If you acquire your property through a mortgage, the companies may not want you to sell the property if you owe more than the house is worth, as they won’t get their money back. Moreover, if an expat rents your house, he/she can move comfortably than being tied to one property for life.
Some industry experts consider house prices to be fundamentally overvalued and could later fall by up to 30 percent in the long run. However, it’s worth noting that many people thought they were overvalued. On the flip side, interest rates can vary, thereby affecting your return and property investment. To some extent, you can protect against fluctuating interest rates by using a fixed-rate mortgage.
Of course, we all know that it’s never possible to move your apartment from the United Kingdom to Dubai. With this in mind, it would be better to use a trusted real estate agent that would help you through. And if you frequently need to move area, due to work commitments, owning a house can be a drawback. This means, the more you move, the more tax and costs you’ll end up paying in the country.
Of course, anyone can buy property in the United Kingdom. According to Mark Haywood, chief executive at The National Association of Estate Agents, the property is a particularly high-risk sector for money laundering in the UK, as anonymous ownership is completely legal under current laws.
A land trust is a simple, inexpensive method for hiding the ownership of real property in the United Kingdom. Aside from that mentioned, a land trust can be set up as an irrevocable living trust used to title real estate ownership. This way, the title to the property is held in the name of a trustee, who is forbidden to reveal the beneficial owner.
As we’ve mentioned above, foreigners and locals can buy property in the UK without disturbance from a third party. Meanwhile, since many overseas investors who are interested in London may wonder if foreigners are able to purchase the property in London, there are no restrictions for expats.
Yes, it is worth buying a UK property from Dubai. This is sole because; it serves as an investment opportunity, and according to Knight Frank, London prices are likely to grow by 15% by 2024. Therefore, why you might be able to save up £15,000 on the overall costs of purchasing a London flat or house, property experts suggest that it may not always be worth falling for it.

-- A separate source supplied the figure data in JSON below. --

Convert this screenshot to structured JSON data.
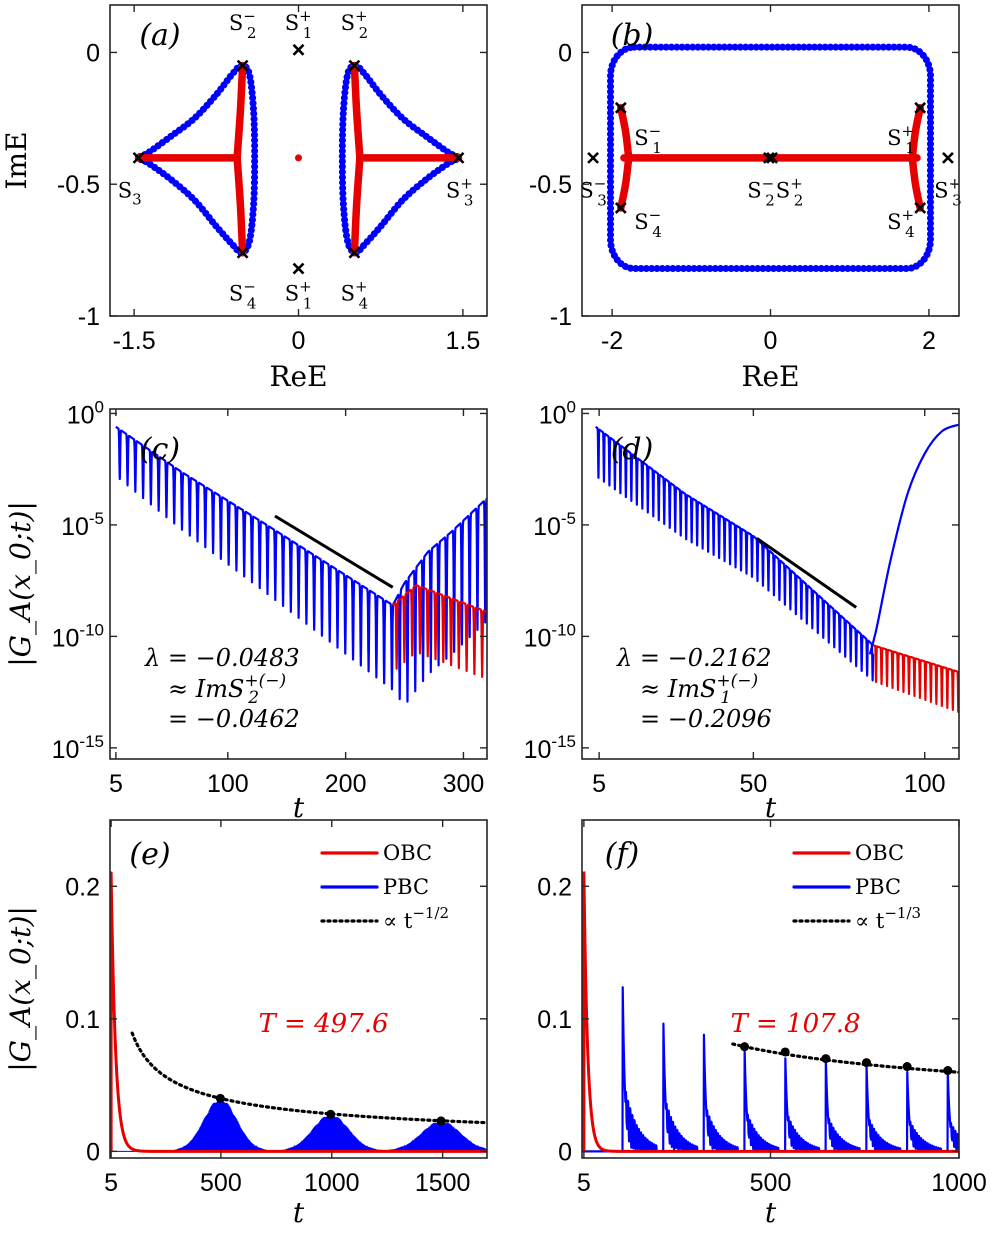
{
  "chart_data": [
    {
      "id": "a",
      "type": "scatter",
      "panel_label": "(a)",
      "xlabel": "ReE",
      "ylabel": "ImE",
      "xlim": [
        -1.72,
        1.72
      ],
      "ylim": [
        -1.0,
        0.18
      ],
      "xticks": [
        {
          "v": -1.5,
          "label": "-1.5"
        },
        {
          "v": 0,
          "label": "0"
        },
        {
          "v": 1.5,
          "label": "1.5"
        }
      ],
      "yticks": [
        {
          "v": 0,
          "label": "0"
        },
        {
          "v": -0.5,
          "label": "-0.5"
        },
        {
          "v": -1,
          "label": "-1"
        }
      ],
      "series": [
        {
          "name": "PBC spectrum",
          "color": "#0000ff",
          "loops": [
            {
              "x": [
                -0.52,
                -0.6,
                -0.75,
                -0.95,
                -1.17,
                -1.37,
                -1.46,
                -1.37,
                -1.17,
                -0.95,
                -0.75,
                -0.6,
                -0.52,
                -0.45,
                -0.41,
                -0.4,
                -0.41,
                -0.45,
                -0.52
              ],
              "y": [
                -0.05,
                -0.08,
                -0.16,
                -0.25,
                -0.32,
                -0.38,
                -0.4,
                -0.42,
                -0.48,
                -0.56,
                -0.66,
                -0.73,
                -0.76,
                -0.72,
                -0.58,
                -0.4,
                -0.22,
                -0.08,
                -0.05
              ]
            },
            {
              "x": [
                0.52,
                0.6,
                0.75,
                0.95,
                1.17,
                1.37,
                1.46,
                1.37,
                1.17,
                0.95,
                0.75,
                0.6,
                0.52,
                0.45,
                0.41,
                0.4,
                0.41,
                0.45,
                0.52
              ],
              "y": [
                -0.05,
                -0.08,
                -0.16,
                -0.25,
                -0.32,
                -0.38,
                -0.4,
                -0.42,
                -0.48,
                -0.56,
                -0.66,
                -0.73,
                -0.76,
                -0.72,
                -0.58,
                -0.4,
                -0.22,
                -0.08,
                -0.05
              ]
            }
          ]
        },
        {
          "name": "OBC spectrum",
          "color": "#e60000",
          "branches": [
            {
              "x": [
                -0.56,
                -0.53,
                -0.51
              ],
              "y": [
                -0.4,
                -0.22,
                -0.05
              ]
            },
            {
              "x": [
                -0.56,
                -0.53,
                -0.51
              ],
              "y": [
                -0.4,
                -0.58,
                -0.76
              ]
            },
            {
              "x": [
                -0.56,
                -1.46
              ],
              "y": [
                -0.4,
                -0.4
              ]
            },
            {
              "x": [
                0.56,
                0.53,
                0.51
              ],
              "y": [
                -0.4,
                -0.22,
                -0.05
              ]
            },
            {
              "x": [
                0.56,
                0.53,
                0.51
              ],
              "y": [
                -0.4,
                -0.58,
                -0.76
              ]
            },
            {
              "x": [
                0.56,
                1.46
              ],
              "y": [
                -0.4,
                -0.4
              ]
            }
          ],
          "dots": [
            {
              "x": 0,
              "y": -0.4
            }
          ]
        }
      ],
      "saddle_points": [
        {
          "x": 0,
          "y": 0.01,
          "label": "S",
          "sup": "+",
          "sub": "1",
          "lx": 0,
          "ly": 0.115,
          "anchor": "middle"
        },
        {
          "x": -0.51,
          "y": -0.05,
          "label": "S",
          "sup": "−",
          "sub": "2",
          "lx": -0.51,
          "ly": 0.115,
          "anchor": "middle"
        },
        {
          "x": 0.51,
          "y": -0.05,
          "label": "S",
          "sup": "+",
          "sub": "2",
          "lx": 0.51,
          "ly": 0.115,
          "anchor": "middle"
        },
        {
          "x": -1.46,
          "y": -0.4,
          "label": "S",
          "sup": "",
          "sub": "3",
          "lx": -1.54,
          "ly": -0.52,
          "anchor": "middle"
        },
        {
          "x": 1.46,
          "y": -0.4,
          "label": "S",
          "sup": "+",
          "sub": "3",
          "lx": 1.47,
          "ly": -0.52,
          "anchor": "middle"
        },
        {
          "x": -0.51,
          "y": -0.76,
          "label": "S",
          "sup": "−",
          "sub": "4",
          "lx": -0.51,
          "ly": -0.91,
          "anchor": "middle"
        },
        {
          "x": 0,
          "y": -0.82,
          "label": "S",
          "sup": "+",
          "sub": "1",
          "lx": 0,
          "ly": -0.91,
          "anchor": "middle"
        },
        {
          "x": 0.51,
          "y": -0.76,
          "label": "S",
          "sup": "+",
          "sub": "4",
          "lx": 0.51,
          "ly": -0.91,
          "anchor": "middle"
        }
      ]
    },
    {
      "id": "b",
      "type": "scatter",
      "panel_label": "(b)",
      "xlabel": "ReE",
      "ylabel": "",
      "xlim": [
        -2.38,
        2.38
      ],
      "ylim": [
        -1.0,
        0.18
      ],
      "xticks": [
        {
          "v": -2,
          "label": "-2"
        },
        {
          "v": 0,
          "label": "0"
        },
        {
          "v": 2,
          "label": "2"
        }
      ],
      "yticks": [
        {
          "v": 0,
          "label": "0"
        },
        {
          "v": -0.5,
          "label": "-0.5"
        },
        {
          "v": -1,
          "label": "-1"
        }
      ],
      "series": [
        {
          "name": "PBC spectrum",
          "color": "#0000ff",
          "rect": {
            "xmin": -2.02,
            "xmax": 2.02,
            "ymin": -0.82,
            "ymax": 0.02,
            "corner_dx": 0.3,
            "corner_dy": 0.11
          }
        },
        {
          "name": "OBC spectrum",
          "color": "#e60000",
          "branches": [
            {
              "x": [
                -1.85,
                1.85
              ],
              "y": [
                -0.4,
                -0.4
              ]
            },
            {
              "x": [
                -1.89,
                -1.83,
                -1.79
              ],
              "y": [
                -0.21,
                -0.3,
                -0.4
              ]
            },
            {
              "x": [
                -1.79,
                -1.83,
                -1.89
              ],
              "y": [
                -0.4,
                -0.5,
                -0.59
              ]
            },
            {
              "x": [
                1.89,
                1.83,
                1.79
              ],
              "y": [
                -0.21,
                -0.3,
                -0.4
              ]
            },
            {
              "x": [
                1.79,
                1.83,
                1.89
              ],
              "y": [
                -0.4,
                -0.5,
                -0.59
              ]
            }
          ]
        }
      ],
      "saddle_points": [
        {
          "x": -1.89,
          "y": -0.21,
          "label": "S",
          "sup": "−",
          "sub": "1",
          "lx": -1.72,
          "ly": -0.32,
          "anchor": "start"
        },
        {
          "x": 1.89,
          "y": -0.21,
          "label": "S",
          "sup": "+",
          "sub": "1",
          "lx": 1.82,
          "ly": -0.32,
          "anchor": "end"
        },
        {
          "x": -0.02,
          "y": -0.4,
          "label": "S",
          "sup": "−",
          "sub": "2",
          "lx": -0.12,
          "ly": -0.52,
          "anchor": "middle"
        },
        {
          "x": 0.02,
          "y": -0.4,
          "label": "S",
          "sup": "+",
          "sub": "2",
          "lx": 0.24,
          "ly": -0.52,
          "anchor": "middle"
        },
        {
          "x": -2.24,
          "y": -0.4,
          "label": "S",
          "sup": "−",
          "sub": "3",
          "lx": -2.24,
          "ly": -0.52,
          "anchor": "middle"
        },
        {
          "x": 2.24,
          "y": -0.4,
          "label": "S",
          "sup": "+",
          "sub": "3",
          "lx": 2.24,
          "ly": -0.52,
          "anchor": "middle"
        },
        {
          "x": -1.89,
          "y": -0.59,
          "label": "S",
          "sup": "−",
          "sub": "4",
          "lx": -1.72,
          "ly": -0.64,
          "anchor": "start"
        },
        {
          "x": 1.89,
          "y": -0.59,
          "label": "S",
          "sup": "+",
          "sub": "4",
          "lx": 1.82,
          "ly": -0.64,
          "anchor": "end"
        }
      ]
    },
    {
      "id": "c",
      "type": "line",
      "panel_label": "(c)",
      "yscale": "log",
      "xlabel": "t",
      "ylabel": "|G_A(x_0;t)|",
      "xlim": [
        0,
        320
      ],
      "ylim_log10": [
        -15.5,
        0.2
      ],
      "xticks": [
        {
          "v": 5,
          "label": "5"
        },
        {
          "v": 100,
          "label": "100"
        },
        {
          "v": 200,
          "label": "200"
        },
        {
          "v": 300,
          "label": "300"
        }
      ],
      "yticks_log10": [
        {
          "v": 0,
          "base": "10",
          "exp": "0"
        },
        {
          "v": -5,
          "base": "10",
          "exp": "-5"
        },
        {
          "v": -10,
          "base": "10",
          "exp": "-10"
        },
        {
          "v": -15,
          "base": "10",
          "exp": "-15"
        }
      ],
      "series": [
        {
          "name": "PBC",
          "color": "#0000ff",
          "t_start": 5,
          "t_end": 320,
          "period": 6.6,
          "env_t": [
            5,
            60,
            130,
            240,
            250,
            270,
            290,
            320
          ],
          "env_log": [
            -0.6,
            -2.6,
            -4.9,
            -8.6,
            -7.6,
            -6.2,
            -5.3,
            -3.8
          ],
          "depth_t": [
            5,
            240,
            250,
            320
          ],
          "depth_log": [
            -2.2,
            -3.8,
            -5.5,
            -5.5
          ]
        },
        {
          "name": "OBC",
          "color": "#e60000",
          "t_start": 240,
          "t_end": 320,
          "period": 6.6,
          "env_t": [
            240,
            260,
            290,
            320
          ],
          "env_log": [
            -8.6,
            -7.7,
            -8.3,
            -8.9
          ],
          "depth_t": [
            240,
            320
          ],
          "depth_log": [
            -3.0,
            -3.0
          ]
        }
      ],
      "fit_line": {
        "t": [
          140,
          240
        ],
        "log": [
          -4.6,
          -7.8
        ],
        "color": "#000000"
      },
      "annotation": {
        "lambda": "λ = −0.0483",
        "approx": "≈ ImS",
        "approx_sup": "+(−)",
        "approx_sub": "2",
        "equals": "= −0.0462"
      }
    },
    {
      "id": "d",
      "type": "line",
      "panel_label": "(d)",
      "yscale": "log",
      "xlabel": "t",
      "ylabel": "",
      "xlim": [
        0,
        110
      ],
      "ylim_log10": [
        -15.5,
        0.2
      ],
      "xticks": [
        {
          "v": 5,
          "label": "5"
        },
        {
          "v": 50,
          "label": "50"
        },
        {
          "v": 100,
          "label": "100"
        }
      ],
      "yticks_log10": [
        {
          "v": 0,
          "base": "10",
          "exp": "0"
        },
        {
          "v": -5,
          "base": "10",
          "exp": "-5"
        },
        {
          "v": -10,
          "base": "10",
          "exp": "-10"
        },
        {
          "v": -15,
          "base": "10",
          "exp": "-15"
        }
      ],
      "series": [
        {
          "name": "PBC",
          "color": "#0000ff",
          "t_start": 4,
          "t_end": 85,
          "period": 1.6,
          "env_t": [
            4,
            30,
            50,
            85
          ],
          "env_log": [
            -0.6,
            -3.6,
            -5.5,
            -10.4
          ],
          "depth_t": [
            4,
            85
          ],
          "depth_log": [
            -2.2,
            -1.6
          ],
          "rise": {
            "t": [
              84,
              86,
              90,
              95,
              100,
              105,
              110
            ],
            "log": [
              -10.8,
              -9.6,
              -6.6,
              -3.6,
              -1.8,
              -0.8,
              -0.5
            ]
          }
        },
        {
          "name": "OBC",
          "color": "#e60000",
          "t_start": 85,
          "t_end": 110,
          "period": 1.6,
          "env_t": [
            85,
            110
          ],
          "env_log": [
            -10.4,
            -11.6
          ],
          "depth_t": [
            85,
            110
          ],
          "depth_log": [
            -1.6,
            -1.8
          ]
        }
      ],
      "fit_line": {
        "t": [
          51,
          80
        ],
        "log": [
          -5.6,
          -8.7
        ],
        "color": "#000000"
      },
      "annotation": {
        "lambda": "λ = −0.2162",
        "approx": "≈ ImS",
        "approx_sup": "+(−)",
        "approx_sub": "1",
        "equals": "= −0.2096"
      }
    },
    {
      "id": "e",
      "type": "line",
      "panel_label": "(e)",
      "xlabel": "t",
      "ylabel": "|G_A(x_0;t)|",
      "xlim": [
        0,
        1700
      ],
      "ylim": [
        -0.005,
        0.25
      ],
      "xticks": [
        {
          "v": 5,
          "label": "5"
        },
        {
          "v": 500,
          "label": "500"
        },
        {
          "v": 1000,
          "label": "1000"
        },
        {
          "v": 1500,
          "label": "1500"
        }
      ],
      "yticks": [
        {
          "v": 0,
          "label": "0"
        },
        {
          "v": 0.1,
          "label": "0.1"
        },
        {
          "v": 0.2,
          "label": "0.2"
        }
      ],
      "series": [
        {
          "name": "OBC",
          "color": "#e60000",
          "peak": 0.21,
          "t_peak": 5,
          "decay_width": 20
        },
        {
          "name": "PBC",
          "color": "#0000ff",
          "bumps": [
            {
              "t": 497.6,
              "a": 0.04,
              "w": 105
            },
            {
              "t": 995.2,
              "a": 0.028,
              "w": 115
            },
            {
              "t": 1492.8,
              "a": 0.023,
              "w": 125
            }
          ]
        },
        {
          "name": "∝ t^{-1/2}",
          "color": "#000000",
          "power": -0.5,
          "t_range": [
            100,
            1700
          ],
          "ref_t": 497.6,
          "ref_y": 0.04
        }
      ],
      "peaks": [
        {
          "t": 497.6,
          "y": 0.04
        },
        {
          "t": 995.2,
          "y": 0.028
        },
        {
          "t": 1492.8,
          "y": 0.023
        }
      ],
      "legend": [
        {
          "label": "OBC",
          "color": "#e60000",
          "style": "solid"
        },
        {
          "label": "PBC",
          "color": "#0000ff",
          "style": "solid"
        },
        {
          "label": "∝ t",
          "sup": "−1/2",
          "color": "#000000",
          "style": "dotted"
        }
      ],
      "period_text": "T = 497.6"
    },
    {
      "id": "f",
      "type": "line",
      "panel_label": "(f)",
      "xlabel": "t",
      "ylabel": "",
      "xlim": [
        0,
        1000
      ],
      "ylim": [
        -0.005,
        0.25
      ],
      "xticks": [
        {
          "v": 5,
          "label": "5"
        },
        {
          "v": 500,
          "label": "500"
        },
        {
          "v": 1000,
          "label": "1000"
        }
      ],
      "yticks": [
        {
          "v": 0,
          "label": "0"
        },
        {
          "v": 0.1,
          "label": "0.1"
        },
        {
          "v": 0.2,
          "label": "0.2"
        }
      ],
      "series": [
        {
          "name": "OBC",
          "color": "#e60000",
          "peak": 0.21,
          "t_peak": 5,
          "decay_width": 10
        },
        {
          "name": "PBC",
          "color": "#0000ff",
          "spikes": [
            {
              "t": 107.8,
              "a": 0.128
            },
            {
              "t": 215.6,
              "a": 0.103
            },
            {
              "t": 323.4,
              "a": 0.088
            },
            {
              "t": 431.2,
              "a": 0.079
            },
            {
              "t": 539.0,
              "a": 0.075
            },
            {
              "t": 646.8,
              "a": 0.07
            },
            {
              "t": 754.6,
              "a": 0.067
            },
            {
              "t": 862.4,
              "a": 0.064
            },
            {
              "t": 970.2,
              "a": 0.061
            }
          ]
        },
        {
          "name": "∝ t^{-1/3}",
          "color": "#000000",
          "power": -0.3333,
          "t_range": [
            400,
            1000
          ],
          "ref_t": 431.2,
          "ref_y": 0.079
        }
      ],
      "peaks": [
        {
          "t": 431.2,
          "y": 0.079
        },
        {
          "t": 539.0,
          "y": 0.075
        },
        {
          "t": 646.8,
          "y": 0.07
        },
        {
          "t": 754.6,
          "y": 0.067
        },
        {
          "t": 862.4,
          "y": 0.064
        },
        {
          "t": 970.2,
          "y": 0.061
        }
      ],
      "legend": [
        {
          "label": "OBC",
          "color": "#e60000",
          "style": "solid"
        },
        {
          "label": "PBC",
          "color": "#0000ff",
          "style": "solid"
        },
        {
          "label": "∝ t",
          "sup": "−1/3",
          "color": "#000000",
          "style": "dotted"
        }
      ],
      "period_text": "T = 107.8"
    }
  ]
}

In the short term, it is often cheaper to rent a house in the UK than to buy one. This is because; the rent you pay is likely to be lower than your mortgage, and the deposit on a rental property is significantly less than the initial costs of buying a home. This way, you can definitely purchase a house to rent in the UK.
In Dubai, foreign ownership is permitted in areas designated as freehold. With that in mind, you should understand that not everyone can purchase a house in the United Arab Emirates. Moreover, foreigners who don’t live in Dubai may acquire freehold ownership rights over property without restriction, leasehold rights, and many others, to mention a few.
Regardless of whether the house price will increase or decrease in 2022, your decision is what matters. And that’s why we have compiled all the things needed in this article. Research made it known that the current housing boom will flatten in 2022 or possibly early 2023 when the mortgage interest rate rises. But the demand is not justified by fundamental economic factors. So, you can buy UK property!
Although the UK is highly unlikely to see a house price fall but it doesn’t me that you should not invest. The rate at which house prices keep increasing is what really matters at this point. So, meet your real estate agent for more guidance.
Just like here in Dubai, buying a property in the UK does come with additional costs. As a leading property management company, we advise you to make proper research before jumping to buy a house. Nonetheless, read this article carefully to understand the terms and conditions to buy UK property from Dubai.